C’est ain­si que la concep­tua­li­té, en par­tie parce que décré­tée de l’intérieur, rejoint les dis­cours for­ma­li­sa­teurs et indexa­teurs (rap­ports, gloses, exper­tises). Et c’est ain­si que Gold­smith, plein d’une foi dans son geste et dans une dra­ma­tur­gie qui l’excepte (foi résu­mée dans la célé­bra­tion d’une force du décon­texte), se voit confir­mé dans son rôle de clerc.

  1. Le rap­port d’autopsie est libre d’accès (pdf, 6 pages, 15,7Mo)
  2. Une der­nière retouche, concer­nant l’agencement, n’est pas men­tion­née par l’auteur dans ce mes­sage : la des­crip­tion des par­ties géni­tales de M. Brown a été dépla­cée en toute fin de texte, comme la sou­li­gnant de fait et cou­ron­nant l’ensemble du texte, ce qui ne peut sus­ci­ter un simple com­men­taire mais appelle pro­ba­ble­ment un expo­sé long-comme-ma-bite sur les per­cep­tions et repré­sen­ta­tions du « corps noir ».

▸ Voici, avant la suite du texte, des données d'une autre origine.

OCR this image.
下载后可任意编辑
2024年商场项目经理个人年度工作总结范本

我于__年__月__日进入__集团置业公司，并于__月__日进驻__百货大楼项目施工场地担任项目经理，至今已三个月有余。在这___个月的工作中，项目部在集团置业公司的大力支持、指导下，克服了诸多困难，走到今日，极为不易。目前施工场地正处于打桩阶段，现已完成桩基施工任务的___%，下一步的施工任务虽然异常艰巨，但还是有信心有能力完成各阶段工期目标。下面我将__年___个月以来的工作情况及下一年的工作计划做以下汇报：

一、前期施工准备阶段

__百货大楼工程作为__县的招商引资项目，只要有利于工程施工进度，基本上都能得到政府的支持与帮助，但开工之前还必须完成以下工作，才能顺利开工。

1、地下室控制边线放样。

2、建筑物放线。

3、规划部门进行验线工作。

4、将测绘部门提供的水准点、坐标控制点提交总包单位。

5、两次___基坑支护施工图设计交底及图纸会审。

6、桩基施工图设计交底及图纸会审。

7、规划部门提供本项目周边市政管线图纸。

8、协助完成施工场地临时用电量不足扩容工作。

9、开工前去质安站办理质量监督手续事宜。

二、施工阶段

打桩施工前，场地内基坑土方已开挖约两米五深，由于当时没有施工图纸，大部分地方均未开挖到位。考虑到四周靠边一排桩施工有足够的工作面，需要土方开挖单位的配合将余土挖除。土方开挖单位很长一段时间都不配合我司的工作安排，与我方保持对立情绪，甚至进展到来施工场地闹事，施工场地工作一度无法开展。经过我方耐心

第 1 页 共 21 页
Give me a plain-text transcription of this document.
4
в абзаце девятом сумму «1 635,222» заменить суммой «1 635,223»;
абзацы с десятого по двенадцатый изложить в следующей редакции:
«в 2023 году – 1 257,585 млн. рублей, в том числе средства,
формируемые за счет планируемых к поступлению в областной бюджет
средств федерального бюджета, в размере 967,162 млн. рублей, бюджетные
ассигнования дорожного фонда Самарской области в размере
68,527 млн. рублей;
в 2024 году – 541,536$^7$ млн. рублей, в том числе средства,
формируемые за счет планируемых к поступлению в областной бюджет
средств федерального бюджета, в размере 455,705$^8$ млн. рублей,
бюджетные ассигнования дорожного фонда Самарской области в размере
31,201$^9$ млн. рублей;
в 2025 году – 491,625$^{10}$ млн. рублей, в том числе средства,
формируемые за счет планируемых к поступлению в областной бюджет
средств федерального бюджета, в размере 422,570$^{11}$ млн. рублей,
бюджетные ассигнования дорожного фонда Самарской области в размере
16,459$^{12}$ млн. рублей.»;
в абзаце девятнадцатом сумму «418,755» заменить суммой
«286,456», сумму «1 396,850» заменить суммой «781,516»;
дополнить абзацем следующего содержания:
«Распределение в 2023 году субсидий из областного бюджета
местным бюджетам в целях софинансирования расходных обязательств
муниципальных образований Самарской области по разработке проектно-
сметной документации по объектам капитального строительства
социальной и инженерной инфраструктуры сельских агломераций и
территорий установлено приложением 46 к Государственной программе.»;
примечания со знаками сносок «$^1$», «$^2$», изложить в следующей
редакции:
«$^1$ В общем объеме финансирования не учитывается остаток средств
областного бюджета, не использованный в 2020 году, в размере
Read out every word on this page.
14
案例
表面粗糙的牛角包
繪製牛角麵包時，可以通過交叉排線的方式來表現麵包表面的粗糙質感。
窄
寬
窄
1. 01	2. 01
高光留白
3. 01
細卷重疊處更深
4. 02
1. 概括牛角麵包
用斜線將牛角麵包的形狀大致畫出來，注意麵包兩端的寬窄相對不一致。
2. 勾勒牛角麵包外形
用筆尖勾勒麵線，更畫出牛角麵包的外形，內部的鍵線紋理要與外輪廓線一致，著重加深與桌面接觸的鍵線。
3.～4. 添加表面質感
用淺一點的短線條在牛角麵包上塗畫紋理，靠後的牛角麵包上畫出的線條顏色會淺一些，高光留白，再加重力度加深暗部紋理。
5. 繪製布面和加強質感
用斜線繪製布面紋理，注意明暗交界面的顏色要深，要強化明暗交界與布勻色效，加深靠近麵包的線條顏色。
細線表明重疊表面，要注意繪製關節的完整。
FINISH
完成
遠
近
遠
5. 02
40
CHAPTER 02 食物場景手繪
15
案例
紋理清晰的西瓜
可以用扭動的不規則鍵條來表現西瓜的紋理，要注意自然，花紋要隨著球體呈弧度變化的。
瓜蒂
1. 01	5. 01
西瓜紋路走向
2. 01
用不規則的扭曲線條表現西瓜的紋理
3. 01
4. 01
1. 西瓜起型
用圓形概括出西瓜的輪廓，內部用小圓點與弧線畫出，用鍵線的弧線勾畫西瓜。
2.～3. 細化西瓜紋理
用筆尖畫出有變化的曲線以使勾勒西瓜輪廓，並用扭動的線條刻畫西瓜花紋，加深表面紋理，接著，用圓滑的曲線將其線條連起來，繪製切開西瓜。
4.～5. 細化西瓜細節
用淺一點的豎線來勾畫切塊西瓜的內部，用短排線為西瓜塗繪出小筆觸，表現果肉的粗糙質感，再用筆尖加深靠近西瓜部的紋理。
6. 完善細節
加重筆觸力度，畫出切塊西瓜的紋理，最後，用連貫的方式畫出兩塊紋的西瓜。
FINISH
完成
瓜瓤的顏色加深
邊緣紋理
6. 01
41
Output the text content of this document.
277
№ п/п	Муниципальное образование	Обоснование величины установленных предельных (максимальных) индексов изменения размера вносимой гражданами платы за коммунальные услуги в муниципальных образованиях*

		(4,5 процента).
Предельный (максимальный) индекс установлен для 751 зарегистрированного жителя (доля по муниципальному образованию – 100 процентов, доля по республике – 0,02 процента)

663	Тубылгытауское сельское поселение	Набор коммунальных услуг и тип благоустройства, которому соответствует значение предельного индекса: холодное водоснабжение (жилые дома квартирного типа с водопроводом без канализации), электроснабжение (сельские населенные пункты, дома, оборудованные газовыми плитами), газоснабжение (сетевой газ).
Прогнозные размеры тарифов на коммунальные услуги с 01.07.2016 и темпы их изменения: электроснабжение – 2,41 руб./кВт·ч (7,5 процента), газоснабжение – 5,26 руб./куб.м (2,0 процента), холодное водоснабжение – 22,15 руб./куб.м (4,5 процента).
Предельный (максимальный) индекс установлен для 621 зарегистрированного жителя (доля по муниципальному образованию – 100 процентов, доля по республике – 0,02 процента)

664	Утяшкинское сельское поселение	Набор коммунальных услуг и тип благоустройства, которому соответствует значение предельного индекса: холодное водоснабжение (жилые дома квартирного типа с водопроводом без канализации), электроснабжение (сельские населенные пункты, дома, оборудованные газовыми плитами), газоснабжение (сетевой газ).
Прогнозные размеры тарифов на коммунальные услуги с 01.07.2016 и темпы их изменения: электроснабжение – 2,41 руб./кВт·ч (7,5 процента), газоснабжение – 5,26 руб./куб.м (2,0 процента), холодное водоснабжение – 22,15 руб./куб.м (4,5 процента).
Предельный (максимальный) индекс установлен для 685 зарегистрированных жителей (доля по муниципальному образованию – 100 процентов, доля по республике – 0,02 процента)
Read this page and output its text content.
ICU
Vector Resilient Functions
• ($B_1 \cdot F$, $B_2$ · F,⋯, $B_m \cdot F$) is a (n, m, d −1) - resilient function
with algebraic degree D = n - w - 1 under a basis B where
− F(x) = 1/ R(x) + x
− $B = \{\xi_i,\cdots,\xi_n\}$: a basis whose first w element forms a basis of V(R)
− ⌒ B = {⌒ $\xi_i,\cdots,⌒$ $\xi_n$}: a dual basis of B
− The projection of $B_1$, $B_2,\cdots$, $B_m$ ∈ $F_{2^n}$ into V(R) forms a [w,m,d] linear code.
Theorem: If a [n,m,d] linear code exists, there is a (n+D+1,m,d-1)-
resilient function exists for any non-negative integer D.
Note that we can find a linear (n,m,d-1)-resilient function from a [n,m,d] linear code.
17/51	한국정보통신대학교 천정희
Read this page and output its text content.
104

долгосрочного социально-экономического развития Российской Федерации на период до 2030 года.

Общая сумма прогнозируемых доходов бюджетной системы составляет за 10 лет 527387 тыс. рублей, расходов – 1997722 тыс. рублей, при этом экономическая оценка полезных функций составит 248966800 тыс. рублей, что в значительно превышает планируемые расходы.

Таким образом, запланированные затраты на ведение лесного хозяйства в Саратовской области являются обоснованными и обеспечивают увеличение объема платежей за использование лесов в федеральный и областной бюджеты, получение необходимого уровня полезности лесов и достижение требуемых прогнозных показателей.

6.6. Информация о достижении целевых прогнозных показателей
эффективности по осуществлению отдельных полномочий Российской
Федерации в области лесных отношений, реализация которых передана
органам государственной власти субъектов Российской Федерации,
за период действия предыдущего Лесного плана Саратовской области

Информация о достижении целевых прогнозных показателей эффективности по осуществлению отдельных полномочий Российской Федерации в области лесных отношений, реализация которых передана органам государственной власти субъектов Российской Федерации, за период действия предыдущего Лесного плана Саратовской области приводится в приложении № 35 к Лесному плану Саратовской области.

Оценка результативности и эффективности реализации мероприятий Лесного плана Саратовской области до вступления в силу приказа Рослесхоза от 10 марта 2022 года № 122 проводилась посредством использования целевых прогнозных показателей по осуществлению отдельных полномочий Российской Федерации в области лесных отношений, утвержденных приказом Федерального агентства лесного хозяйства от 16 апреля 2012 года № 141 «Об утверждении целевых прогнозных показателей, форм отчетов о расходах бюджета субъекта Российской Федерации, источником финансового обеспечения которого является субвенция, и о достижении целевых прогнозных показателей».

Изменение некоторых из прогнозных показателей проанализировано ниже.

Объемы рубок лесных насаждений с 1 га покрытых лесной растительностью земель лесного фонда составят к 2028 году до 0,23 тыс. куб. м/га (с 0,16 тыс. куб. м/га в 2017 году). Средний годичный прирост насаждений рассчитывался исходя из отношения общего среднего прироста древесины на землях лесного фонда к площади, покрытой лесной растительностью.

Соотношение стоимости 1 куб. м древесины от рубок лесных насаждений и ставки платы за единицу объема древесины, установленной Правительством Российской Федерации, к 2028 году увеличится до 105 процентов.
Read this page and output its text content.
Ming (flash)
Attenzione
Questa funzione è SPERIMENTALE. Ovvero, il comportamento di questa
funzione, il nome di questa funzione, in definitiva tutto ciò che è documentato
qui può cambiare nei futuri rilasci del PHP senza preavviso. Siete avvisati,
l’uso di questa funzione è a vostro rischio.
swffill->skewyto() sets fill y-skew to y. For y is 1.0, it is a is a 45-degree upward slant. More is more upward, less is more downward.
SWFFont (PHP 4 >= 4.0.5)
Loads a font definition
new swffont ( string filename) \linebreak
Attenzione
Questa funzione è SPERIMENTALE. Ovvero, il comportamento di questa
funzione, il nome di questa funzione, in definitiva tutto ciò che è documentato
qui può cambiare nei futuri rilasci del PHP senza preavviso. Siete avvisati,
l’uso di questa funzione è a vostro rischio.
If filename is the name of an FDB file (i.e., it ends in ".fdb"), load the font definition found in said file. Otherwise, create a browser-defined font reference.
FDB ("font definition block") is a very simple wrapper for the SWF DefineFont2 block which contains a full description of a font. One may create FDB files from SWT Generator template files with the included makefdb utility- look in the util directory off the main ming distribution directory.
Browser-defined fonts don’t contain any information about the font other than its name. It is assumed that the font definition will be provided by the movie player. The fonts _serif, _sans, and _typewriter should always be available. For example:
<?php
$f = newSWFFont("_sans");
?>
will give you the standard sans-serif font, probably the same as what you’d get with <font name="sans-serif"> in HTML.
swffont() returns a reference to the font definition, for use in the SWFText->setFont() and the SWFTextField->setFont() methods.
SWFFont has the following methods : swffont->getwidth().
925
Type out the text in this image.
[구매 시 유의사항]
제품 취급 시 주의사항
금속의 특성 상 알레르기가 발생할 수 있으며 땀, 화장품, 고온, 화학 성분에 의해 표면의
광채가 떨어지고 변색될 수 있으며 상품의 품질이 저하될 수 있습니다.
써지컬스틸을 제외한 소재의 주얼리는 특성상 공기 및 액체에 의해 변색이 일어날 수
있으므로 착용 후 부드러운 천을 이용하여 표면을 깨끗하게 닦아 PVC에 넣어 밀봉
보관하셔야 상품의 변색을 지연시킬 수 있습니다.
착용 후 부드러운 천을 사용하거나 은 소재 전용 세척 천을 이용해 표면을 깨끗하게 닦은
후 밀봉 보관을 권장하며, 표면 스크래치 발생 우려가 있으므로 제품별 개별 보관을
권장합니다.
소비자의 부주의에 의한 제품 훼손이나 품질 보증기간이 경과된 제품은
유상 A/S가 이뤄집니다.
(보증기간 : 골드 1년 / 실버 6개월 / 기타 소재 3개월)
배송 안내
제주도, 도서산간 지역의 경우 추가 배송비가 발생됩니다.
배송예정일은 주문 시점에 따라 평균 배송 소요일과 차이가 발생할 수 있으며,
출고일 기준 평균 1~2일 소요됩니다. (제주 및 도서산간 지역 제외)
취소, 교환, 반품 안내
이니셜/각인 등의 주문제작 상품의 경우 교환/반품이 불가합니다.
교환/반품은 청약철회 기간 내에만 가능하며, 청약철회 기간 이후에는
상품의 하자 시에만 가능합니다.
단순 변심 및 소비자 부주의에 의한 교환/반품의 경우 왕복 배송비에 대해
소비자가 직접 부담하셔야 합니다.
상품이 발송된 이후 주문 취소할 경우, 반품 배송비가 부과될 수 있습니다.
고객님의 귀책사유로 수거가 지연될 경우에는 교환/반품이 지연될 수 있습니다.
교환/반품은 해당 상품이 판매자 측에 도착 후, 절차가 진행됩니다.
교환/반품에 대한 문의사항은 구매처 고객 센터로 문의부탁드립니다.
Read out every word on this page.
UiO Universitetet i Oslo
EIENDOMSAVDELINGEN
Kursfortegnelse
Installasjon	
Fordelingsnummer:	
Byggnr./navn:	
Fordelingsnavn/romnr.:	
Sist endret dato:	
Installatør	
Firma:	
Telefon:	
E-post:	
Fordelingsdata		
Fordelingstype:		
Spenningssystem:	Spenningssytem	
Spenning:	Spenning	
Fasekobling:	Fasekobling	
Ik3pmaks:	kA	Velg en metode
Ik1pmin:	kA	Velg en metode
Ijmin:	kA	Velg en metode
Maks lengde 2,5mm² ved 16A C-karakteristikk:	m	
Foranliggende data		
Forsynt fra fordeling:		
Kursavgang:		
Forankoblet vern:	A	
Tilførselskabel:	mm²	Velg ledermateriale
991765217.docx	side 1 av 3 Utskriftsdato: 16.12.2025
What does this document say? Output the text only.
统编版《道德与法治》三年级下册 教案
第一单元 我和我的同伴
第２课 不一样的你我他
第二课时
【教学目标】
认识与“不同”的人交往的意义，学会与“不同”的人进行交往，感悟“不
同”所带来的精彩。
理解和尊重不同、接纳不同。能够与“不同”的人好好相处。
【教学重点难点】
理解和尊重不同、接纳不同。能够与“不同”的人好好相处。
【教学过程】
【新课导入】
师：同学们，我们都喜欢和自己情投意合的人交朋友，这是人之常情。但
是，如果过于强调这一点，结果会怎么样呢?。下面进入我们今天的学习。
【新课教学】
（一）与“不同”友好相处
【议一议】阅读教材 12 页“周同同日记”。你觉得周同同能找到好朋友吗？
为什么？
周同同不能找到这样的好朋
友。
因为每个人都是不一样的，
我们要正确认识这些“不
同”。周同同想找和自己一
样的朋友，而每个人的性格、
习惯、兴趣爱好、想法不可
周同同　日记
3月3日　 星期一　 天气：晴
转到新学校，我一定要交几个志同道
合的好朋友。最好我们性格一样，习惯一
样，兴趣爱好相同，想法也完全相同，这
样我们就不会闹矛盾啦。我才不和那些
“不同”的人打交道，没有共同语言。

  3. L.L. de Mars, dans Synop­ti­kon II – dérive du lit­té­ral (Pré Car­ré 3), et à pro­pos de tout autre chose, fait la dif­fé­rence entre la lit­té­ra­li­té sou­mise à sa cause énon­cée (« elle traque une fidé­li­té à sa cause — par une har­mo­nique for­melle, une équi­for­mi­té déjà bien pro­blé­ma­tique — qui garan­ti­rait la forme idéa­le­ment sans reste sus­cep­tible de ren­voyer aux condi­tions de sa réa­li­sa­tion, et auto­ri­sant le même ordre des com­men­taires, des inter­pré­ta­tions, des pro­po­si­tions. On peut déjà s’interroger sur le sens d’une forme pro­gram­ma­ti­que­ment moti­vée par sa dis­pa­ri­tion même… ») et la lit­té­ra­li­té qui abo­lit le sup­po­sé rap­port, pri­mor­dial, cau­sal de l’énoncé sur la repré­sen­ta­tion (« c’est dans la mor­sure imper­cep­tible d’un corps sur l’autre que l’énoncé et l’image qui en rend compte font de la lit­té­ra­li­té une rela­tion réci­proque. »). Le texte de Gold­smith appar­tient à la pre­mière caté­go­rie ; ce n’est qu’une image – infi­ni­ment expres­sive – de son propre condi­tion­ne­ment. L’ambition, celle d’une désub­jec­ti­va­tion des modes de repré­sen­ta­tion, est non seule­ment man­quée mais contre­dite par une décla­ra­tion de lit­té­ra­li­té qui ignore le biais cultu­rel par lequel elle paie son tri­but à l’énoncé de réfé­rence. Autre­ment dit, sa pro­cé­dure n’accomplit pas un décon­texte radi­cal, elle pro­duit un recon­texte spec­ta­cu­la­ri­sant.